I was at a conference recently where I reconnected with someone from my uni years whom I had met through a mutual friend . Over the course of a few days we skipped the casual prompts that occur in surface level get-to-know-yous and we jumped right into curious conversation ignited by philosophy and personal insights about life.
This is my favourite way to spend time with people – immersed in open-ended, explorative dialogue where folks listen without judgement and without expectation.
One part of our discussion has stayed with me. I can’t remember it word for word but its sentiment has lingered so I’m going to try and reflect on it here.
We were talking about life, and goals, and doing things and well, just being.

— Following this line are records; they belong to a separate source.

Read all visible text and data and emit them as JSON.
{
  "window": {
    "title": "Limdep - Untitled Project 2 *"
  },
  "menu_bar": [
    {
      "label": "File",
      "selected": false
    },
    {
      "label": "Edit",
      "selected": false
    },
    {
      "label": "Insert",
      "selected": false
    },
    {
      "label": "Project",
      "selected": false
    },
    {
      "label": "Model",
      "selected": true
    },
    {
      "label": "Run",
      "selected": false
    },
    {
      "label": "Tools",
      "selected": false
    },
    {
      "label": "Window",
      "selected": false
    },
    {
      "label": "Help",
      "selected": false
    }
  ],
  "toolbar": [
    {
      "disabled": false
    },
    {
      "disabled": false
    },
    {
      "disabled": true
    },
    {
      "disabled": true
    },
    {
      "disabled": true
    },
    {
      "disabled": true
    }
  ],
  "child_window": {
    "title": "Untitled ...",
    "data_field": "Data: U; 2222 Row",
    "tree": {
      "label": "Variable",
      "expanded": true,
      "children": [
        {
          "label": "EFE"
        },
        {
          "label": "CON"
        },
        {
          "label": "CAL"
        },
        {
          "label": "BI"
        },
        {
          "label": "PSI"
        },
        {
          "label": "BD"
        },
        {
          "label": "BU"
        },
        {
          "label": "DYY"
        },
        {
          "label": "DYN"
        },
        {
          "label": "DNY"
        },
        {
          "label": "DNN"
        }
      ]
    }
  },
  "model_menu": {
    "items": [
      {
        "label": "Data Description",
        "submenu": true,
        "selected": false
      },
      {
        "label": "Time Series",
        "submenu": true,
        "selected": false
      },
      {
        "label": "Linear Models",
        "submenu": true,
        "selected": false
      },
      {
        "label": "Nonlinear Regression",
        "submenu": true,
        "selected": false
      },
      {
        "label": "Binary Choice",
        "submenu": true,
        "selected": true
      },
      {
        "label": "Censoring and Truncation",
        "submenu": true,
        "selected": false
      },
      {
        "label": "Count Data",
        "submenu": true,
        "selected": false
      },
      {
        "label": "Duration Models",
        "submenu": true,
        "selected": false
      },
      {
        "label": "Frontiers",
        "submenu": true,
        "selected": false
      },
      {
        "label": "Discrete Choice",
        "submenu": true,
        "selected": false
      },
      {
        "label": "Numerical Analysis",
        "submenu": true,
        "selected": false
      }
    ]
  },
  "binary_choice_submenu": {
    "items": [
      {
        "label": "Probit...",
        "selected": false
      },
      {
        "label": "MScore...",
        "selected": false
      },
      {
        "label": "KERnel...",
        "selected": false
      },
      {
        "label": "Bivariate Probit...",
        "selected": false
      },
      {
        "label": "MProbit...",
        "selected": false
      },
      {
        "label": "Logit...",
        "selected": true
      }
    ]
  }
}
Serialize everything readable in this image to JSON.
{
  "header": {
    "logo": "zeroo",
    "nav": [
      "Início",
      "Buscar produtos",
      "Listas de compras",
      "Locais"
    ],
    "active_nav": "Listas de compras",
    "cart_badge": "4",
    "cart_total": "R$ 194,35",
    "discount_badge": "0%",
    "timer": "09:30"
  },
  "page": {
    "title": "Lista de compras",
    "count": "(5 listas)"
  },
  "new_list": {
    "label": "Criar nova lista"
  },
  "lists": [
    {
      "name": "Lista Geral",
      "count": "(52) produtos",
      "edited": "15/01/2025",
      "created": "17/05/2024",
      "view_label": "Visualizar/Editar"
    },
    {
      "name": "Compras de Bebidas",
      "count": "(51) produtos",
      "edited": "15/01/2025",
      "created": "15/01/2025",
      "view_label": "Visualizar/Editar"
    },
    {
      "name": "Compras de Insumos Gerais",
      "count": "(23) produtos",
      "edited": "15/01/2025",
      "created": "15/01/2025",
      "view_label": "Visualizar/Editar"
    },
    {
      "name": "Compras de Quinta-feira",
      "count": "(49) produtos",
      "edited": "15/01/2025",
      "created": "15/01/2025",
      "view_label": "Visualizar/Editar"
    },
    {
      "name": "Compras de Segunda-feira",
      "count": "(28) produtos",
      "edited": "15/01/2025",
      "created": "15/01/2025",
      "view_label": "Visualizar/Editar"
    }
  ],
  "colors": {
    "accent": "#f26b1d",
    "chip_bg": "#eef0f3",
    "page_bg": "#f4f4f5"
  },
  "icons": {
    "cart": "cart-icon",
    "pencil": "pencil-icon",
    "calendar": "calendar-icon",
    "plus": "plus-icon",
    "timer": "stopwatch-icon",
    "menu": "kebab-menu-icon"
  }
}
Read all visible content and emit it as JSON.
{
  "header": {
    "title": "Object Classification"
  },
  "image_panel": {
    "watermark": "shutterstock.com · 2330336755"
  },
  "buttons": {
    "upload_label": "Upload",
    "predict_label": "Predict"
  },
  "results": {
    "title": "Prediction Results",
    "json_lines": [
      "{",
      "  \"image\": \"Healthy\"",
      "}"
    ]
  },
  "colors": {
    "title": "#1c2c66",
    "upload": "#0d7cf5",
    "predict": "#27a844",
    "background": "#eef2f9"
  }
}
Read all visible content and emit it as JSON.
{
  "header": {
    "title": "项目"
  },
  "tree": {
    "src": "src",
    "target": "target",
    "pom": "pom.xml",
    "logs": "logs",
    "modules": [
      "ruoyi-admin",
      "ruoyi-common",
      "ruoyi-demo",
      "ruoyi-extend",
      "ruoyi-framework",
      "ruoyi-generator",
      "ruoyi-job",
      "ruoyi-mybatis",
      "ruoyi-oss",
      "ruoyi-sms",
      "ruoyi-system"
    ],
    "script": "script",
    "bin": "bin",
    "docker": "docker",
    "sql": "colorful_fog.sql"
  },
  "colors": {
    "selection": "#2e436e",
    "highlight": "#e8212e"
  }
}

She shared her worry about not possibly doing something “big” in life. This resonated with me – the way society defines success and the pressure to reach certain milestones. As I listened my heart soared when she shared her revelation: that living her life is big. And that could be enough.
That it is enough.
It was a grounding perspective. And I’ve been thinking about this, mulling about in my thoughts. How my own ambitions for a “big” life have complicated my actual desire for a simple life.
I know, I know. swap big for fulfilled and purposeful and there you have it. I’m overthinking, right? Unnecessarily exhausting myself.
There is no doubt that I’m a lucky girl and I live a privileged life. A proud life. A fulfilled life.
But I’ve been obsessed with those big things. The things I don’t have. The way something didn’t work out. The things that are taking longer to unfold. The things that disappeared right before my eyes. All the things that distract me, busy my mind, convolute my heart and blurry my sense of gratitude.
That’s perhaps the most frustrating reality of all – I stopped practicing gratitude these past few years because life didn’t go the way I thought it would. And when you lose sight of this coming home to it, recentring your heart and priorities, is a stark lesson in humility … and being human.
I’ve been reading a lot about how to reframe my worldview. About the value of enjoying and embracing what I do have while not comparing it to what I don’t have.
Common sense I know. But not when you lose sight of hope and faith. It does lift my heart to write that I’ve learned that in losing something or failing at something I also gain something.
As my husband said while driving home from a cottage, perhaps it’s about looking at life differently. Rather than wishing it was something different. Looking at what we have, who we have and where we are.
And when I look at life through that lens what I see is one helluva view … a big, beautiful existence that is uniquely my own to live.